El ‘bólido’ de Porsche con más caballos gracias a la impresión 3D

La fabricación aditiva ha permitido a Porsche producir pistones optimizados que, sólo por su diseño, pueden desarrollar 30 CV más de potencia

14 JUL. 2020
3 minutos
Parte del proceso de fusión láser de metal para fabricar estas piezas del Porsche.
Parte del proceso de fusión láser de metal para fabricar estas piezas del Porsche.

La impresión 3D ha demostrado que es capaz de revolucionar un sector tan importante como el de la automoción. Hasta en los vehículos deportivos. Es el caso de Porsche que ha encontrado en la fabricación aditiva la clave para conseguir mayor rendimiento en un modelo como el Porsche 911 GT2 RS. Un vehículo de lujo con una potencia de 700 CV.

La fabricación aditiva ha permitido a Porsche producir pistones optimizados que, únicamente por su diseño, pueden desarrollar 30 CV de potencia más. Con la impresión 3D, el diseño del nuevo pistón es más ligero que uno forjado y su refrigeración es más sencilla, gracias a unos conductos que no podrían haberse generado en el pistón fabricado con técnicas tradicionales.

La impresión 3D facilita la creación de estructuras complejas imposibles de conseguir mediante mecanizados y forjados. Pero, además, permite que los ingenieros desarrollen componentes más ligeros que optimizan el rendimiento. La impresión 3D de Porsche se basa en el empleo de un fino polvo de metal de gran pureza que se une en capas sometido a la acción de un láser.

¿El resultado? Los nuevos pistones del Porsche 911 GT2 RS pesan un 10% menos que los pistones de producción en serie forjados. También tienen un conducto de enfriamiento integrado y cerrado en la corona del pistón que no podría haberse producido por métodos convencionales.

"Gracias a los nuevos y más ligeros pistones, podemos aumentar la velocidad del motor, reducir la carga de temperatura en los pistones y optimizar la combustión", explica Frank Ickinger, del departamento de desarrollo avanzado de transmisiones de Porsche. "Esto permite obtener hasta 30 CV más de potencia del motor biturbo de 700 CV, al tiempo que mejora la eficiencia".

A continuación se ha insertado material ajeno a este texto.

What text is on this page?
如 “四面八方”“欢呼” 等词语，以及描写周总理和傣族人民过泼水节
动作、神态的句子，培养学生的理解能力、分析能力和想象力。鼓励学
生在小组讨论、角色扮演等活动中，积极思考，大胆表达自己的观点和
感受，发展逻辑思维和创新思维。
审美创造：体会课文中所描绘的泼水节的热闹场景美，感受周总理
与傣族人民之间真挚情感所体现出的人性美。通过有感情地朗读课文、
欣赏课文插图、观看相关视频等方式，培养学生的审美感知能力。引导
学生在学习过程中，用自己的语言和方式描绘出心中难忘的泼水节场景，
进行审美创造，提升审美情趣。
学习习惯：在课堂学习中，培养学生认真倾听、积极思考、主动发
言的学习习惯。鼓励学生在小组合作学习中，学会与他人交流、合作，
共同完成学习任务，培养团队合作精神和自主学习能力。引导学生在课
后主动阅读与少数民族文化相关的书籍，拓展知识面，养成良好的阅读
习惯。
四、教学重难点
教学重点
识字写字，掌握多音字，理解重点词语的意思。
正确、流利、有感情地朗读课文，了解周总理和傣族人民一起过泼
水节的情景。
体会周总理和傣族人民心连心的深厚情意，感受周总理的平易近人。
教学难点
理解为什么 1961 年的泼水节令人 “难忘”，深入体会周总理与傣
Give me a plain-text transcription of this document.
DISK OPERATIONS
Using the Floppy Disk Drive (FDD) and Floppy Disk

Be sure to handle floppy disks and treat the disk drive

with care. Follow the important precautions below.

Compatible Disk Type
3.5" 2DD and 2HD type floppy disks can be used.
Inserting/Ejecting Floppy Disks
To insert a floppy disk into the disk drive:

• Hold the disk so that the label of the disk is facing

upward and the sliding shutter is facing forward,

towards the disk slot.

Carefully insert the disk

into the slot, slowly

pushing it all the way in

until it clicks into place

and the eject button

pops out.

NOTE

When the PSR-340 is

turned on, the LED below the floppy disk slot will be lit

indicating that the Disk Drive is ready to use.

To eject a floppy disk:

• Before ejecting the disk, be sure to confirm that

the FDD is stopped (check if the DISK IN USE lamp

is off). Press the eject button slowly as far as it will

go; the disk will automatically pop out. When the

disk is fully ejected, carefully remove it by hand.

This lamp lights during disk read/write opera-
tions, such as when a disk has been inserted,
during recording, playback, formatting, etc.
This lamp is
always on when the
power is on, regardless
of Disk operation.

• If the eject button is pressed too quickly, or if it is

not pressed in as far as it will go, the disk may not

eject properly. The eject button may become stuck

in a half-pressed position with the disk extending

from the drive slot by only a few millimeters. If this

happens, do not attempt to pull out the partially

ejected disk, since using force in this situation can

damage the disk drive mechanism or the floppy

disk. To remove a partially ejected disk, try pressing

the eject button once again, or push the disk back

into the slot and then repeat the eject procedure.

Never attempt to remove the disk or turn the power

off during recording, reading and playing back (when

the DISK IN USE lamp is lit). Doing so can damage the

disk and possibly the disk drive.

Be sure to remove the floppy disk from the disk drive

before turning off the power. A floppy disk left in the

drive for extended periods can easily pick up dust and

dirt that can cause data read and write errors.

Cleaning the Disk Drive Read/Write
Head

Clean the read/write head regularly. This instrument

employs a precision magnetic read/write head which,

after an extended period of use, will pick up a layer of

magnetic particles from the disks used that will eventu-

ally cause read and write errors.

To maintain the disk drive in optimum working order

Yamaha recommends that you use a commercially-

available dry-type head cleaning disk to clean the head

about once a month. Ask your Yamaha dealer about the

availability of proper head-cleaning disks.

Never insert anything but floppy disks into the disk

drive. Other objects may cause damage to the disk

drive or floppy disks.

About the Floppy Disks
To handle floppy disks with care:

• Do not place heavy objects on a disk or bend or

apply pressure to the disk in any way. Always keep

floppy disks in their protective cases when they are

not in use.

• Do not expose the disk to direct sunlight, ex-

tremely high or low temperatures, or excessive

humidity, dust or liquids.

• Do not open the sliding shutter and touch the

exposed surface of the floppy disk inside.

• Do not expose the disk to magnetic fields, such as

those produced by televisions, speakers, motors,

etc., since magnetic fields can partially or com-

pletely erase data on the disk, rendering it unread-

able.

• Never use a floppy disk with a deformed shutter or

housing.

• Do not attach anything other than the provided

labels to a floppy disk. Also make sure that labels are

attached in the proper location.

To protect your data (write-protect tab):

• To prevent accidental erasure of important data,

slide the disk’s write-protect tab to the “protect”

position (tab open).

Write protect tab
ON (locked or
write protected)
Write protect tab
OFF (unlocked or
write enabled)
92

Porsche ya utiliza la fabricación aditiva en varias áreas. Por ejemplo, los modelos 911 y 718 ya cuentan con un asiento impreso en 3D. En estos modelos la sección central del asiento, es decir, las superficies del cojín y el respaldo, se pueden producir casi a medida. Los clientes pueden elegir entre tres niveles de firmeza: duro, medio y blando. Además, Porsche produce con esta tecnología unas 20 piezas para sus modelos clásicos. Componentes descatalogados pueden volver a producirse gracias a la impresión 3D. Porsche asegura de esta manera una larga vida a sus vehículos.